If you strip the UTC, you can parse it as a ZoneOffset, which extends ZoneId
ZoneId zoneId = ZoneOffset.of("+08:00")
Since you can use the modern classes in the java.time package, I recommend you stick with them and avoid the outdated classes like TimeZone, SimpleDateFormat and Date. I am mostly repeating what #Basil Bourque already said in his answer, but also wanted to demonstrate how nicely his suggestion fits into your context:
DateTimeFormatter format = DateTimeFormatter.ofPattern("uuuu-MM-dd HH:mm");
ZonedDateTime dateTime = LocalDateTime.parse(dateTimeString, format).atZone(zoneId);
Instant i = dateTime.toInstant();
System.out.println(dateTime + " -> " + i);
I have also demonstrated that you may convert the ZonedDateTime to an Instant in case you need that. The snippet prints
2017-05-05T05:05+08:00[UTC+08:00] -> 2017-05-04T21:05:00Z
If you are sure your date-time string and your zone string belong together, there is no need to go through String.replace() for removing UTC from the beginning of the zone string.
I am parsing the string independently of the time zone and then combining it with the zone offset information afterward. I think it’s more natural than having to know the zone for parsing.

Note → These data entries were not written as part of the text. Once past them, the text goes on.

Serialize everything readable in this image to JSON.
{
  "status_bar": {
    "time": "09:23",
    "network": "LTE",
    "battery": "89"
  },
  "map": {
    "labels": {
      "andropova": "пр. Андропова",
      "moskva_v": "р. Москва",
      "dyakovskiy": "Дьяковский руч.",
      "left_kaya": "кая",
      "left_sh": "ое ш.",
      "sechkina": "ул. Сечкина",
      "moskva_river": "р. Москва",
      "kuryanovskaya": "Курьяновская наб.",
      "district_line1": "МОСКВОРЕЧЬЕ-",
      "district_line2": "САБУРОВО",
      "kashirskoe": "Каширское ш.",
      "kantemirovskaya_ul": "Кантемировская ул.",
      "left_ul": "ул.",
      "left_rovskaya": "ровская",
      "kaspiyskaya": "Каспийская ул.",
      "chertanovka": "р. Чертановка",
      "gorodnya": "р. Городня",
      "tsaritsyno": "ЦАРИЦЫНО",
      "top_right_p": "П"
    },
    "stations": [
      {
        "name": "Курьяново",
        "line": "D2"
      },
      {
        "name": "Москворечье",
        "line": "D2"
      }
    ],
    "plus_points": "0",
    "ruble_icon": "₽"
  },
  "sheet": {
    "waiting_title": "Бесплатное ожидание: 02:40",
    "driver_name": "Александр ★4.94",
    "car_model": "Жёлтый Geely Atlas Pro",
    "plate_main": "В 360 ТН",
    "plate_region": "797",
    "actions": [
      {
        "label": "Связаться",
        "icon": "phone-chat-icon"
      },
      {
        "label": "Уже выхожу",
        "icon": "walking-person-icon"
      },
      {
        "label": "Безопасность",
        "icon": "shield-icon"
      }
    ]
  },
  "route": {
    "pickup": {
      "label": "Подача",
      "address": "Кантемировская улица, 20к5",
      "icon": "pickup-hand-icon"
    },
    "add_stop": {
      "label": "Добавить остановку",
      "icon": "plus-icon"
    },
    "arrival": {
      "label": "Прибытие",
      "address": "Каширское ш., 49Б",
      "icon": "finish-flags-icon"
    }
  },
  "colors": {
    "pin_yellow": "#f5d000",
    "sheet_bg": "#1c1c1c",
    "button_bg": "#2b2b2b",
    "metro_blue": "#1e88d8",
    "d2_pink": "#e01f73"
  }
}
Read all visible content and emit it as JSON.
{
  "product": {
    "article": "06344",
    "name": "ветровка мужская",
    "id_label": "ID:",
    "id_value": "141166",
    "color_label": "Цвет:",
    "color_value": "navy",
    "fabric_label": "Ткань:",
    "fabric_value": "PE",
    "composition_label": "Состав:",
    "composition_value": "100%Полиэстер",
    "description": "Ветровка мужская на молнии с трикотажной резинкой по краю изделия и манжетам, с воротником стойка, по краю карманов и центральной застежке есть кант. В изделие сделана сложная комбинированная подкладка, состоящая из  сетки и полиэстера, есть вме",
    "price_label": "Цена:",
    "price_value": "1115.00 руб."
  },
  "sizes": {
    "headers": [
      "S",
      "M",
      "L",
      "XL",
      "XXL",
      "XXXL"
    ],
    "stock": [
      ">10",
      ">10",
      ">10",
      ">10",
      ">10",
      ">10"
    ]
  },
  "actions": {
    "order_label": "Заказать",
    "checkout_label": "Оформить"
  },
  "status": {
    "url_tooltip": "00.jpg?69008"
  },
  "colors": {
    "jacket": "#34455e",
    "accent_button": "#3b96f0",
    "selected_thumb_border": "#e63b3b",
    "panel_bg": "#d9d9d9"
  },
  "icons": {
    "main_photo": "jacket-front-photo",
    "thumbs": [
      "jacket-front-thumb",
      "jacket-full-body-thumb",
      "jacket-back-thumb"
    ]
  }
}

In case you need an oldfashioned Date, for example for a call to some legacy code, that’s easy enough:
Date d = Date.from(i);
The old classes are troublesome
Even though I know the old classes have a tendency to show unwanted behaviour without telling you that anyting is wrong, I was still negatively surprised to learn that the code in your question didn’t work. It gives a time zone of GMT! It’s documented that this is a possibility, though, in the documentation of TimeZone.getTimeZone(ZoneId):
Returns:
the specified TimeZone, or the GMT zone if the given ID cannot be understood.
One may stil wonder how a simple time zone like UTC+08:00 can be “not understood”.